Abbiamo chiesto ai Mokadelic di raccontarci come hanno lavorato sulla colonna sonora di Sulla mia pelle, il film sul caso Cucchi

- Foto via Netflix

Il 29 agosto, in apertura alla sezione Orizzonti della 75ª Mostra internazionale d'arte cinematografica di Venezia è stato presentato "Sulla mia pelle", film di Alessandro Cremonini dedicato all'ultima settimana di vita di Stefano Cucchi – trovato morto nel 2009 in una stanza del reparto protetto dell'ospedale Sandro Pertini a Roma, dopo alcuni giorni di custodia cautelare per detenzione di droga. Per i gravi traumi fisici riscontrati durante l'autopsia, non presenti al momento dell'arresto, e per le condotte omissive dei pubblici ufficiali che lo ebbero in carico nei suoi ultimi giorni di vita, quella di Cucchi fu un vicenda giudiziaria di fortissimo impatto sull'opinione pubblica italiana: abbiamo rivolto qualche domanda a Cristian Marras dei Mokadelic, autori della colonna sonora del film, per scoprire che suono possa avere la violenza.

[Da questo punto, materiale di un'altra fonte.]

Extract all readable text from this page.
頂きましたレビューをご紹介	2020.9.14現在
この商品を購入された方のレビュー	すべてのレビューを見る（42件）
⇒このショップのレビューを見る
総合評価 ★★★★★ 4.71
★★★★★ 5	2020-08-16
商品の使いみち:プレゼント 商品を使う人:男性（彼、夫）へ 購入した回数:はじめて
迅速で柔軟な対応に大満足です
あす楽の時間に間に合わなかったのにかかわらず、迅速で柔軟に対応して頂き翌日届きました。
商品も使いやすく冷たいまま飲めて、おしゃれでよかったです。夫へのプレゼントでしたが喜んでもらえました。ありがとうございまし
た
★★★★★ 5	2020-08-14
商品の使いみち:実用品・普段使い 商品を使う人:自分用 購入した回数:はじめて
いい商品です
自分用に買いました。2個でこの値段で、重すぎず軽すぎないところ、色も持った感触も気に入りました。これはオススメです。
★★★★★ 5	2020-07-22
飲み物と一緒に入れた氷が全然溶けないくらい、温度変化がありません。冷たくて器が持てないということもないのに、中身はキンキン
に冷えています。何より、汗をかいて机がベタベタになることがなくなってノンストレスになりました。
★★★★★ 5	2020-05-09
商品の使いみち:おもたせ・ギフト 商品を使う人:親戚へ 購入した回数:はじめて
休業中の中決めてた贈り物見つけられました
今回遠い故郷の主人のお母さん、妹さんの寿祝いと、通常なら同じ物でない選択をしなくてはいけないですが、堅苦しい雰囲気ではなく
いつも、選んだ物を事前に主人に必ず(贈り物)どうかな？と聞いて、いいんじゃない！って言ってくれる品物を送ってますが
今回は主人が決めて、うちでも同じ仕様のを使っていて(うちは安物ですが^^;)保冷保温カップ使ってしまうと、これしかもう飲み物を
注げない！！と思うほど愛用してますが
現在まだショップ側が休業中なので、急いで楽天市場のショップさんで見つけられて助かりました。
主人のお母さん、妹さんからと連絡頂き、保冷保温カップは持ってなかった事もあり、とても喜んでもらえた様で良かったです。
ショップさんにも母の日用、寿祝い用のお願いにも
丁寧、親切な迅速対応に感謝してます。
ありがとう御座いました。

Vi ricordate le vostre reazioni quando la stampa iniziò a occuparsi del caso Cucchi?
Noi abbiamo praticamente l'età di Cucchi, in quel periodo alcuni di noi abitavano ancora nel suo stesso quartiere. Fu una vicenda molto impattante, non lasciò nessuno indifferente. È una storia italiana, che però, per fortuna, ha trovato modo di essere raccontata. L’impatto è stato stato forte. Quando ci hanno proposto di realizzare la colonna sonora del film siamo stati molto contenti, sono una una tipologia di racconto e un progetto di cui per noi è un onore fare parte.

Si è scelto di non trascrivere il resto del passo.